False Positives (The "Mobile" Problem)
Users on mobile data (CGNAT) may sometimes have their IP registered in a different city or neighboring small country depending on how their ISP routes traffic.
Best Practice: Always allow users to manually select their country in the UI for shipping purposes, but use the IP data as a "hard gate" for digital-only services.
Common Implementation Mistakes
| Mistake | Why It’s a Problem |
|---|---|
| Enforcing rules only on frontend | Easily bypassed |
| Trusting unvalidated headers | Can be spoofed |
| Blocking entire countries without logging | Difficult to debug false positives |
| Assuming 100% accuracy | Leads to user friction |
| Ignoring IPv6 | Incomplete enforcement |
Performance and Security Considerations
- Caching: Do not query the API for every single page load. Cache the geo-result in the user's session or a Redis store for 24 hours based on their IP address.
- Fail-Open vs. Fail-Closed: If the API is unreachable, should you allow the purchase?
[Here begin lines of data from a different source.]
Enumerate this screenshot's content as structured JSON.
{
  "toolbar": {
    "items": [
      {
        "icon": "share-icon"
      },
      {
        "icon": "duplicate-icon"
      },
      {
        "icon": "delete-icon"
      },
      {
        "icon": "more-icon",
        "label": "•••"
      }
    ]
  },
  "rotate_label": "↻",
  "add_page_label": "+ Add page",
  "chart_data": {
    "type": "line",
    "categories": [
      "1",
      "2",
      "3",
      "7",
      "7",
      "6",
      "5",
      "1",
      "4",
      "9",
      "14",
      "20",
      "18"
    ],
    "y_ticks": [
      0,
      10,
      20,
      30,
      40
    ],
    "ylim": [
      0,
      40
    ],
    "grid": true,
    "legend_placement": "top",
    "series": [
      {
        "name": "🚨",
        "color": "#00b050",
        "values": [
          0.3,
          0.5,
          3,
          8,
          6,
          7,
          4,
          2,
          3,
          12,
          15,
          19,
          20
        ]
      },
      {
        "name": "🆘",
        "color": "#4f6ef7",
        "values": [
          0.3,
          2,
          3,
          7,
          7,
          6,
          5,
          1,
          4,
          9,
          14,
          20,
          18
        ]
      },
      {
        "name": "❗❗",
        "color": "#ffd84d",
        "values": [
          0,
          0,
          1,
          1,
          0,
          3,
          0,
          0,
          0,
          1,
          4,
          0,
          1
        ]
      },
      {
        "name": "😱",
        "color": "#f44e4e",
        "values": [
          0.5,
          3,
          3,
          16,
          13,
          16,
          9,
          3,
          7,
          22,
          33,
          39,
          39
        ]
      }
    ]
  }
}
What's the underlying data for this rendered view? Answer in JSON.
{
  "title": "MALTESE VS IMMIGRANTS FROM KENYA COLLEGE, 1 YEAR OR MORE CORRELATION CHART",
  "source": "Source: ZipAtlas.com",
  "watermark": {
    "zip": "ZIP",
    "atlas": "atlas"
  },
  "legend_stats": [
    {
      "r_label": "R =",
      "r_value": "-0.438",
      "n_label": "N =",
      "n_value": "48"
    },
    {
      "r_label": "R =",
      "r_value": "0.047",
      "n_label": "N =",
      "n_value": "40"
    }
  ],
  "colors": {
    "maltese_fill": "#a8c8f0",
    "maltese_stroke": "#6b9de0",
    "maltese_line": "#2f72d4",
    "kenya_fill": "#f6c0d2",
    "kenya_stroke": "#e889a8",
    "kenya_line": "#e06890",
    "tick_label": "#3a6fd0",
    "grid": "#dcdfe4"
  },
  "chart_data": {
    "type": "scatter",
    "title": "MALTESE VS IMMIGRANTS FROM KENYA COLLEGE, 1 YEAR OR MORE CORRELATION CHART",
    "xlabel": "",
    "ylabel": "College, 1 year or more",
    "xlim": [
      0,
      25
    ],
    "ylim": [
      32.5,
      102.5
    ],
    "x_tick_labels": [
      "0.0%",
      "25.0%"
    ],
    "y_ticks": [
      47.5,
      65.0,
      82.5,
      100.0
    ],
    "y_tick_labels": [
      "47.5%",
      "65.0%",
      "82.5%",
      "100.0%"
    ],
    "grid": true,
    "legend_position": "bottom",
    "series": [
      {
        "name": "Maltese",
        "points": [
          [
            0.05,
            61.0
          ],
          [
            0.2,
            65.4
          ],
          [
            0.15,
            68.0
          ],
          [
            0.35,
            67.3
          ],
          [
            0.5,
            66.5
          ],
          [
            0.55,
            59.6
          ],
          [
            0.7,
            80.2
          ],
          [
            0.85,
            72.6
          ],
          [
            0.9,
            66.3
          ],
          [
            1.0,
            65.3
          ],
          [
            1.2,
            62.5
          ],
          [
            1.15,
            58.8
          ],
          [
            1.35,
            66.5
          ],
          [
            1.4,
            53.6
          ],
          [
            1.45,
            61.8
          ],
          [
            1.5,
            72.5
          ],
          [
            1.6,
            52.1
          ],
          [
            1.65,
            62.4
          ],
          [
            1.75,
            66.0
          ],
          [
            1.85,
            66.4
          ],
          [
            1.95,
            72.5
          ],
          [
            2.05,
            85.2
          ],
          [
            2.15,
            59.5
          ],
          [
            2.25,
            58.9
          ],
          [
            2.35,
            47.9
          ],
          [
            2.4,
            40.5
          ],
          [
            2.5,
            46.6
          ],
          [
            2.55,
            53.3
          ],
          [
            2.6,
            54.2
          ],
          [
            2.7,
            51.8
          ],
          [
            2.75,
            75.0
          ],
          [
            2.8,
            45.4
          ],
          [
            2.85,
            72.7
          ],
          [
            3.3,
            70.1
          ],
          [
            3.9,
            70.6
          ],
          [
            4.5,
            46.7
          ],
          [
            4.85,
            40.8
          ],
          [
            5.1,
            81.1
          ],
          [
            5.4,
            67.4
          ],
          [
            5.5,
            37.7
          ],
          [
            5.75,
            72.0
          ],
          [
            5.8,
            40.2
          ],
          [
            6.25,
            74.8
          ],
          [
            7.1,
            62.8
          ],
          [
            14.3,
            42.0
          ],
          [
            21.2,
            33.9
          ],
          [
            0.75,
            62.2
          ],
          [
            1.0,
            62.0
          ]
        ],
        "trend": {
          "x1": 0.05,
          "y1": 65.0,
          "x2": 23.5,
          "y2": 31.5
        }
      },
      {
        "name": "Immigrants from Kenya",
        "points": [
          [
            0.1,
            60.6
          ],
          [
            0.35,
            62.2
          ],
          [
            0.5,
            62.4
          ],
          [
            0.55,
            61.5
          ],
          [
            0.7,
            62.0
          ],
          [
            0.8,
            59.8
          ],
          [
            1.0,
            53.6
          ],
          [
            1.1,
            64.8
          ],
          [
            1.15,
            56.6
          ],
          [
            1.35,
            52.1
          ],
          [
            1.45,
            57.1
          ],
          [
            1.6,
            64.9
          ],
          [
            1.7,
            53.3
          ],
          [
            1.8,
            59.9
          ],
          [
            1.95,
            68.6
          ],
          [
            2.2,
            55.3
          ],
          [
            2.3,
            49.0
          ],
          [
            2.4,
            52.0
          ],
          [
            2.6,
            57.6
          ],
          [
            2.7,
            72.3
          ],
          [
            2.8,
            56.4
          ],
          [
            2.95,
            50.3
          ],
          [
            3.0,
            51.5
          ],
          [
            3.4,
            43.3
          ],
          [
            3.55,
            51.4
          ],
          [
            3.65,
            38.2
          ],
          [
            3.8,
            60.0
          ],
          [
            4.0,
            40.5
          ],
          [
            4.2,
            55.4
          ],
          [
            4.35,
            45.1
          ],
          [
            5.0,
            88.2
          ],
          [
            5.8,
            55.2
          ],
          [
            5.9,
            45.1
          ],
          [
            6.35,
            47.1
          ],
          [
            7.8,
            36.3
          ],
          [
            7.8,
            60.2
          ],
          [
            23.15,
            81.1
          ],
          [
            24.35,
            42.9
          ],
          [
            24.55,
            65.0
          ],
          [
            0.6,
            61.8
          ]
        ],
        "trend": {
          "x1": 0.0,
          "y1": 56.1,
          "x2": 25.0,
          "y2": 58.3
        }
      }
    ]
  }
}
- Fail-Open: Better for UX/Revenue (allow the purchase if the system is down).
- Fail-Closed: Better for Compliance (block everything if you can't verify the location).
- Accuracy Limits: No IP geolocation is 100% accurate. Generally, country-level accuracy is ~99%, while city-level is ~70-80%. For purchase restrictions, country-level is usually sufficient.
Conclusion
Restricting purchases by country is a vital component of a secure and compliant backend architecture. By implementing a server-side check using a high-fidelity intelligence service like ip2geoapi.com, you can automate compliance, reduce fraud, and ensure your business operates within its legal boundaries.